British Prime Minister Theresa May today tried to play the ‘plucky little Britain being bullied by Europe’ card in a desperate appeal to public opinion to salvage her Chequers proposal.
At a summit in Austria this week EU heads of government repeated what they had said for months before hand that they cannot support her request for the UK to be in a single market for goods but not for services.
She also claimed that EU proposals for the emergency back stop in Northern Ireland – applying EU rules to the whole of the island – was an attempt to keep Northern Ireland in the Customs Union and break up the United Kingdom.
She said Britain and the EU were at an impasse and with breath-taking hypocrisy called on the EU to come forward with its ‘real’ reasons for objecting to the UK plans – already rejected by both factions of her own party and most of Parliament ahead of any vote.
She did attempt to offer reassurance to the 3m EU citizens living in the UK and promised their rights would be protected even in the event of no deal.
Seasoned observers wryly noted that it was May as Home Secretary who blocked such an offer from her predecessor as Tory leader and PM David Cameron when he tried to renegotiate London’s relationship with the rest of the EU.
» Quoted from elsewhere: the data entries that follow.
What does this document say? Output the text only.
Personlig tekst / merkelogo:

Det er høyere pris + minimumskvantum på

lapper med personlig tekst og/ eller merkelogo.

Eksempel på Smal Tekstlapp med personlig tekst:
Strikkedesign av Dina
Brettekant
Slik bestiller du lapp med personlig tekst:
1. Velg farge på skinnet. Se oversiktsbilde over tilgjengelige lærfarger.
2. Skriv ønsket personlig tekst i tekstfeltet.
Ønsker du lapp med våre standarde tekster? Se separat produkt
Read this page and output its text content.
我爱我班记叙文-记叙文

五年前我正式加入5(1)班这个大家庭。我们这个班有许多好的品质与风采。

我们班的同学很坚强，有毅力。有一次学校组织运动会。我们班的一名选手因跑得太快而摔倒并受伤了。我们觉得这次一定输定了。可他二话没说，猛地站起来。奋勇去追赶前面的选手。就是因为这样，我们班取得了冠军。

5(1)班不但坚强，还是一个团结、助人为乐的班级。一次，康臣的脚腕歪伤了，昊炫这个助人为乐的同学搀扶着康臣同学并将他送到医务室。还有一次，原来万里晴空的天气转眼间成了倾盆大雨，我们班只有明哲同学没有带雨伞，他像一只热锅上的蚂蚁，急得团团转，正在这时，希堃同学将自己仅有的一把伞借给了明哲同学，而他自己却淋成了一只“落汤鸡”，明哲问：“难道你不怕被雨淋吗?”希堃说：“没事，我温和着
Mrs May was also the Home Secretary for several years presiding over policies which led ultimately to the Windrush scandal and the wrongful deportations of UK citizens and denial of employment rights and health care.
Mrs May said the UK has “treated the EU with nothing but respect” and “the UK expects the same”.
She said: “A good relationship at the end of this process depends on it.”
Taoiseach Leo Varadkar, who met Mrs May for talks in Austria, has said he does not believe that there will be a no-deal Brexit.
Mr Varadkar, speaking at the National Ploughing Championships in Cleggan, Offaly, said that he is working every day with other European leaders to avoid a no-deal hard Brexit.
But, he warned, Ireland is entering uncertain times over the next few weeks.
He thought a deal would be reached before the end of the year – under Article 50 the UK is due to withdraw from the EU by the end of next March – but said he would prefer one much sooner.